Checks for free space instead of used space. Warn if less than 1.8 TB are free, critical if less than 1 TB.

NETAPP_PRO USAGE WARNING - 2 volumes checked, 0 critical and 2 warning
vol_cifs_law: 48316.4GB (WARNING)
vol_cifs_law_mirror: 48300.0GB (WARNING)
 | vol_cifs_law=48316383297536B;48271759532032;49071759532032;0;50071759532032 vol_cifs_law_mirror=48299960770560B;48271759532032;49071759532032;0;50071759532032

[A24] ./check_netapp_pro.pl Usage ... -o aggregate -I ^aggr1$ --metric=absolute --factor=Mi -w =MAX-$100*1024*1024$ -c =MAX-$50*1024*1024$

Checks for free space instead of used space. Warn if less than 100 MiB are free. (1 MiB is 1024*1024 Bytes whereas 1 MB would be 1000*1000 Bytes)

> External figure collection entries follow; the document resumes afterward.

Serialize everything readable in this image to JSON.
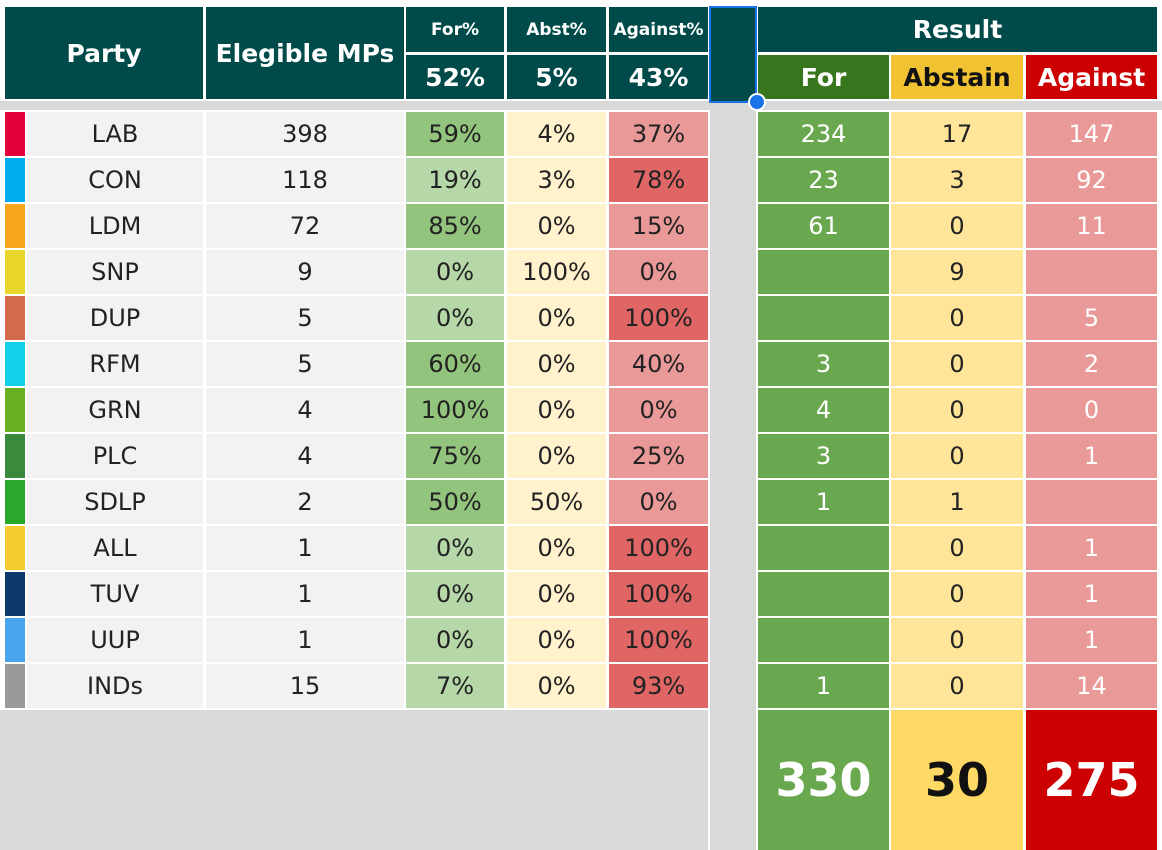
{
  "headers": {
    "party": "Party",
    "mps": "Elegible MPs",
    "for_pct_label": "For%",
    "abst_pct_label": "Abst%",
    "against_pct_label": "Against%",
    "for_pct_total": "52%",
    "abst_pct_total": "5%",
    "against_pct_total": "43%",
    "result": "Result",
    "for": "For",
    "abstain": "Abstain",
    "against": "Against"
  },
  "rows": [
    {
      "party": "LAB",
      "color": "#e4003b",
      "mps": "398",
      "for_pct": "59%",
      "abst_pct": "4%",
      "against_pct": "37%",
      "for": "234",
      "abstain": "17",
      "against": "147"
    },
    {
      "party": "CON",
      "color": "#00aeef",
      "mps": "118",
      "for_pct": "19%",
      "abst_pct": "3%",
      "against_pct": "78%",
      "for": "23",
      "abstain": "3",
      "against": "92"
    },
    {
      "party": "LDM",
      "color": "#faa61a",
      "mps": "72",
      "for_pct": "85%",
      "abst_pct": "0%",
      "against_pct": "15%",
      "for": "61",
      "abstain": "0",
      "against": "11"
    },
    {
      "party": "SNP",
      "color": "#e8d62a",
      "mps": "9",
      "for_pct": "0%",
      "abst_pct": "100%",
      "against_pct": "0%",
      "for": "",
      "abstain": "9",
      "against": ""
    },
    {
      "party": "DUP",
      "color": "#d46a4c",
      "mps": "5",
      "for_pct": "0%",
      "abst_pct": "0%",
      "against_pct": "100%",
      "for": "",
      "abstain": "0",
      "against": "5"
    },
    {
      "party": "RFM",
      "color": "#12d0e8",
      "mps": "5",
      "for_pct": "60%",
      "abst_pct": "0%",
      "against_pct": "40%",
      "for": "3",
      "abstain": "0",
      "against": "2"
    },
    {
      "party": "GRN",
      "color": "#6ab023",
      "mps": "4",
      "for_pct": "100%",
      "abst_pct": "0%",
      "against_pct": "0%",
      "for": "4",
      "abstain": "0",
      "against": "0"
    },
    {
      "party": "PLC",
      "color": "#3a8a3c",
      "mps": "4",
      "for_pct": "75%",
      "abst_pct": "0%",
      "against_pct": "25%",
      "for": "3",
      "abstain": "0",
      "against": "1"
    },
    {
      "party": "SDLP",
      "color": "#2aa82c",
      "mps": "2",
      "for_pct": "50%",
      "abst_pct": "50%",
      "against_pct": "0%",
      "for": "1",
      "abstain": "1",
      "against": ""
    },
    {
      "party": "ALL",
      "color": "#f6cb2f",
      "mps": "1",
      "for_pct": "0%",
      "abst_pct": "0%",
      "against_pct": "100%",
      "for": "",
      "abstain": "0",
      "against": "1"
    },
    {
      "party": "TUV",
      "color": "#0c3a6a",
      "mps": "1",
      "for_pct": "0%",
      "abst_pct": "0%",
      "against_pct": "100%",
      "for": "",
      "abstain": "0",
      "against": "1"
    },
    {
      "party": "UUP",
      "color": "#48a5ee",
      "mps": "1",
      "for_pct": "0%",
      "abst_pct": "0%",
      "against_pct": "100%",
      "for": "",
      "abstain": "0",
      "against": "1"
    },
    {
      "party": "INDs",
      "color": "#999999",
      "mps": "15",
      "for_pct": "7%",
      "abst_pct": "0%",
      "against_pct": "93%",
      "for": "1",
      "abstain": "0",
      "against": "14"
    }
  ],
  "totals": {
    "for": "330",
    "abstain": "30",
    "against": "275"
  },
  "colors": {
    "header_bg": "#004b4a",
    "for_header": "#38761d",
    "abstain_header": "#f1c232",
    "against_header": "#cc0000",
    "for_cell": "#6aa84f",
    "abstain_cell": "#ffe599",
    "against_cell": "#ea9999",
    "total_for": "#6aa84f",
    "total_abstain": "#ffd966",
    "total_against": "#cc0000",
    "selection": "#1a73e8"
  }
}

NETAPP OK - used space on aggregate aggr1: 105.6 MiB (max: 1800.0 MiB)
 | aggr1=110714880B;1782579200;1835008000;0;1887436800

[A25] ./check_netapp_pro.pl Usage ... -o aggregate -I ^aggr1$ --metric=absolute --factor=Mi -w =MAX-$1700*1024*1024$ -c =MAX-$1650*1024*1024$

Same as above (checks for free space), but with different thresholds. Warn if less than 1700 MiB are free - strange threshold here, but we just want to see that it works.

NETAPP WARNING - used space on aggregate aggr1: 105.6 MiB (max: 1800.0 MiB)
 | aggr1=110714880B;104857600;157286400;0;1887436800

[A26] ./check_netapp_pro.pl Usage ... -o volume --check_only=without_lun -w 93 -c 97 --metric=relative

Check only "normal" volume (without LUN), warn if they are more than 93% full.

[A27] ./check_netapp_pro.pl Usage ... -o volume --check_only=with_lun -w 99 -c 100 --metric=relative

Check only volumes which have a LUN on it and warn if they are more than 99% full.

[A28] ./check_netapp_pro.pl Usage ... -o volume --check_only=..500GiB -w 80 -c 90 --metric=relative

Check only small volumes (up to 500GiB). This allows for different thresholds depending on the volumes total size.

[A29] ./check_netapp_pro.pl Usage ... -o volume --check_only=500GiB..10TiB -w 90 -c 95 --metric=relative

Check only medium volumes (between 0,5 and 10TiB).

[A30] ./check_netapp_pro.pl Usage ... -o volume --check_only=10TiB.. -w 95 -c 98 --metric=relative

Check only large volumes (over 10TiB).

[A31] ./check_netapp_pro.pl Usage ... -o aggregate --aggr_over=100 -w 95 -c 98 --metric=relative

Check all aggregates but alarm only if they are overcommited.In other words: Aggregates with an overcommitement below 100% are always ok, even if their usage is over the --warning or --critical thersholds.